This article appeared in the July 29, 1995 Seattle Post-Intelligencer. It followed shortly after an article featuring an advocate of teaching alcoholics "responsible drinking" habits

James E. Royce, S.J., Ph.D. is professor emeritus of psychology and addiction studies at Seattle University and author of a leading textbook on alcoholism.


 

Alcoholics cannot learn to be 'social' drinkers

by James E. Royce

Can alcoholics be conditioned to drink socially? Under such titles as "harm reduction" and "moderation management" that old question has been resurrected. Moderate drinking is certainly a more appealing goal to many problem drinkers than total abstinence. But medical professionals and additions counselors are unanimous in their opposition. Are they just rigid prohibitionists?

As a lifetime member of the board of directors of the National Coucil on Alcoholism and Drug Dependence, I must point out that the big problem is that alcoholism is a progressive disease, often labeled as "problem drinking" in its early stages. Monday's cold is the flu on Wednesday and pneumonia on Friday. Most alcoholics are sure they can control their drinking on the next occasion. The result is killing alcoholics, who can expect a normal lifespan if they remain abstinent. For decades I have defined an alcoholics as one who says, "I can quit any time I want to." Self-deception is so typical of alcoholics that the American Society of Addiction Medicine included the term "denial" in its latest definition. Talk of harm reduction just feeds that denial.

Most research fails to adequately separate true alcoholics from alcohol abusers or problem drinkers, which makes reports of success misleading. We can't know how many of the latter may progress into true alcoholism. The most thorough research (Helzer and Associates, 1985) studied five- and seven-year outcomes on 1,289 diagnosed and treated alcoholics, and found only 1.6 percent were successful moderate drinkers. Of that fraction, most were female and none showed clear symptoms of true alcoholism. In any case, it would be unethical to suggest to any patient a goal with a failure rate of 98.4 percent.

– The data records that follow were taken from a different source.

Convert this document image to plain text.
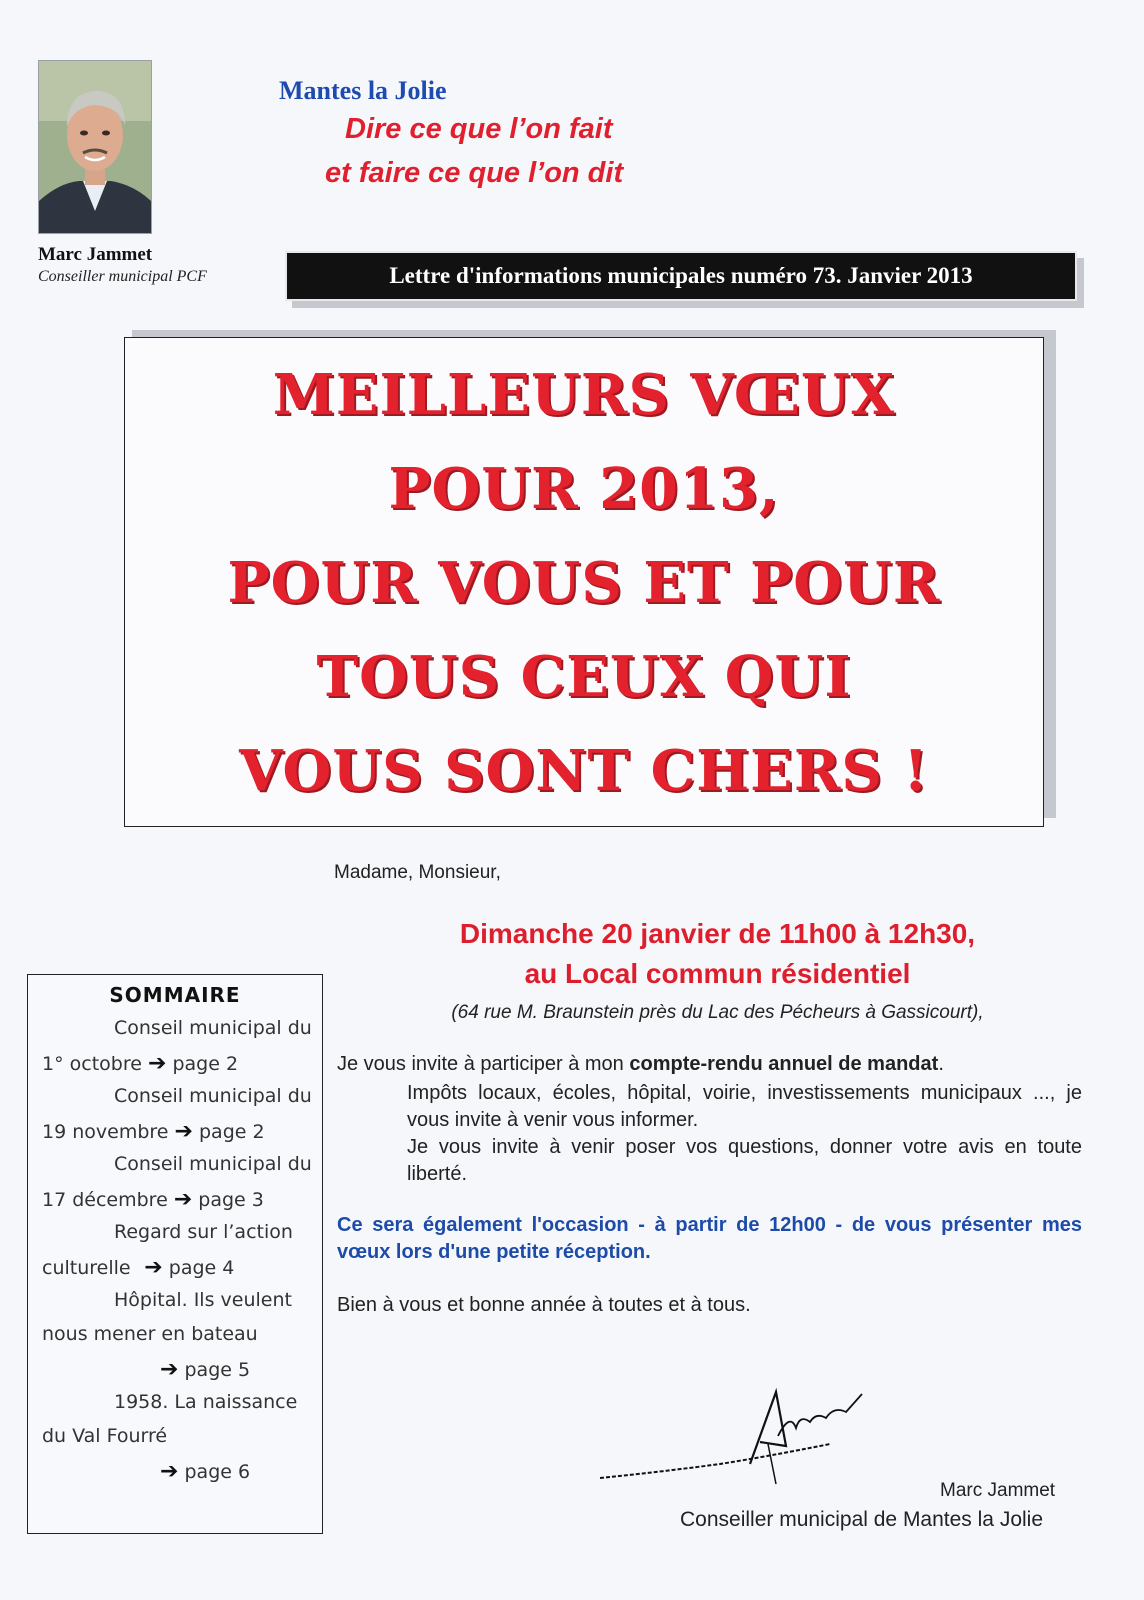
Marc Jammet
Conseiller municipal PCF
Mantes la Jolie
Dire ce que l’on fait
et faire ce que l’on dit
Lettre d'informations municipales numéro 73. Janvier 2013
MEILLEURS VŒUX
POUR 2013,
POUR VOUS ET POUR
TOUS CEUX QUI
VOUS SONT CHERS !
Madame, Monsieur,
Dimanche 20 janvier de 11h00 à 12h30,
au Local commun résidentiel
(64 rue M. Braunstein près du Lac des Pécheurs à Gassicourt),
Je vous invite à participer à mon compte-rendu annuel de mandat.
Impôts locaux, écoles, hôpital, voirie, investissements municipaux ..., je vous invite à venir vous informer.
Je vous invite à venir poser vos questions, donner votre avis en toute liberté.
Ce sera également l'occasion - à partir de 12h00 - de vous présenter mes vœux lors d'une petite réception.
Bien à vous et bonne année à toutes et à tous.
Marc Jammet
Conseiller municipal de Mantes la Jolie
SOMMAIRE
Conseil municipal du
1° octobre ➔ page 2
Conseil municipal du
19 novembre ➔ page 2
Conseil municipal du
17 décembre ➔ page 3
Regard sur l’action
culturelle  ➔ page 4
Hôpital. Ils veulent
nous mener en bateau
➔ page 5
1958. La naissance
du Val Fourré
➔ page 6
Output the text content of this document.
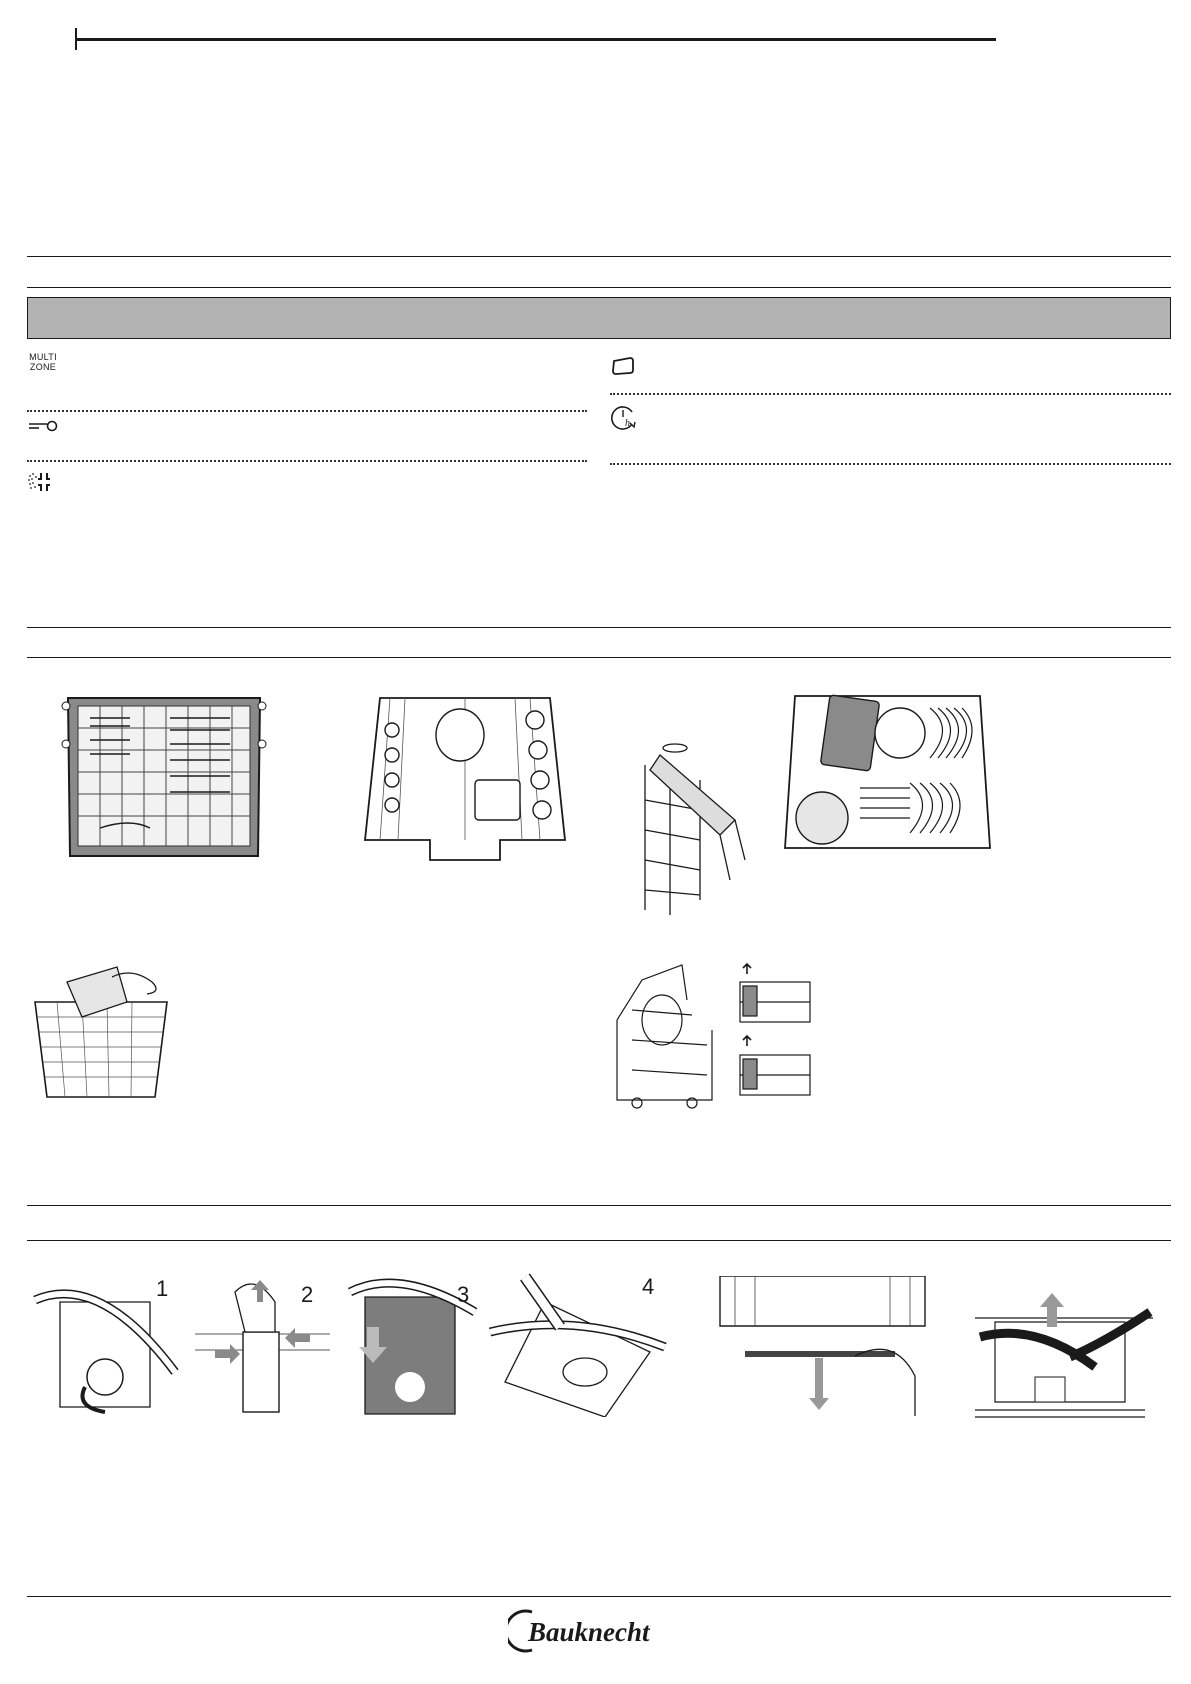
MULTI
ZONE
h
1	2	3	4
Bauknecht
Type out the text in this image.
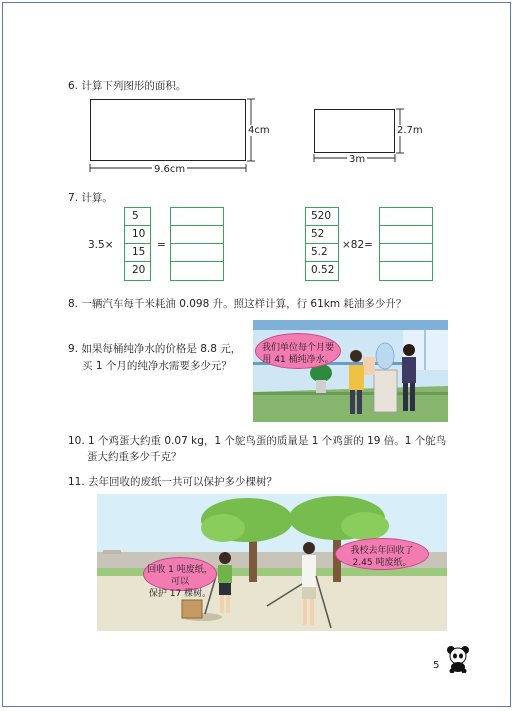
6. 计算下列图形的面积。
9.6cm
4cm
3m
2.7m
7. 计算。
3.5×
5
10
15
20
=
520
52
5.2
0.52
×82=
8. 一辆汽车每千米耗油 0.098 升。照这样计算，行 61km 耗油多少升？
9. 如果每桶纯净水的价格是 8.8 元，
买 1 个月的纯净水需要多少元？
我们单位每个月要
用 41 桶纯净水。
10. 1 个鸡蛋大约重 0.07 kg，1 个鸵鸟蛋的质量是 1 个鸡蛋的 19 倍。1 个鸵鸟
蛋大约重多少千克？
11. 去年回收的废纸一共可以保护多少棵树？
回收 1 吨废纸，可以
保护 17 棵树。
我校去年回收了
2.45 吨废纸。
5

We psychologists know that conditioning is limited in its ability to produce behavioral changes. To attempt to condition alcoholics to drink socially is asking of behavior modification more than it can do. Some have thought one value of controlled-drinking experiments could be that the patients learns for himself what he has not been able to accept from others, that he cannot drink in moderation — giving all that extra scientific help might destroy the rationalizations of the alcoholic who still thinks he can drink socially "if I really tried." Actually, most uses of conditioning in the field have been to create an aversion against drinking, to condition alcoholics to live comfortably in a drinking society and to learn how to resist pressure to drink. In that we have been reasonably successful, since this is in accord with the physiology and psychology of addiction.

The discussion about turning recovered alcoholics into social drinkers started in 1962, but no scientific research had been attempted until 1970, when Mark and Linda Sobell, two psychologist at Patton State Hospital in California with no clinical; experience in treating alcoholics, attempted to modify the drinking of chronic alcoholics, not as a treatment goal but just to see whether it could be done. The research literature is largely a record of failure, indicating that the only realistic goal in treatment is total abstinence.

The prestigious British alcoholism authority Griffith Edwards (1994) concluded that research disproved rather than confirmed the Sobell position. Drs. Ruth fox, Harry Tiebout, Marvin Block and M.M. Glatt were among the authorities who responded in a special reprint from the 1963 Quarterly Journal of Studies on Alcohol to the effect that never in the thousands of cases they had treated was there ever a clear instance of a true alcoholic who returned to drinking in moderation. Ewing (1975) was determined to prove it could be done by using every technique known to behavior modification, but he also did careful and lengthy followup — and at the end of four years every one of Ewing's subjects had gotten drunk and he called off the experiment. Finally, Pendery and Maltzman (AAAS Science, July 9, 1982) exposed the failure of the Sobell work, using hospital and police records and direct contact to show that 19 of the 20 subjects did not maintain sobriety in social drinking, and the other probably was not a true alcoholics to begin with.

THE RESEARCH of Peter Nathan indicates that whereas others may be able to use internal cues (subjective feelings of intoxication) to estimate blood-alcohol level while drinking, alcoholics cannot; so that method of control is not available to them. To ask a recovered addict to engage in "responsible heroin shooting" or a compulsive gambler to play just for small amounts is to ignore the whole psychology and physiology of addiction. Alcoholism is not a simple learned behavior that can be unlearned, but a habitual disposition that has profoundly modified the whole person, mind and body. That explains the admitted failure of psychoanalysis to achieve any notable success in treating alcoholics, and renders vapid the notion of Claude Steiner in "Games Alcoholics Play" that the alcoholic is a naughty child rather than a sick adult. Even the Sobells' claimed successful cases are now reported to have given up controlled drinking. For them abstinence is easier — for them trying to take one drink and stop is sheer misery. The reason is that one cannot "unlearn" the instant euphoric reinforcement that alcohol gives.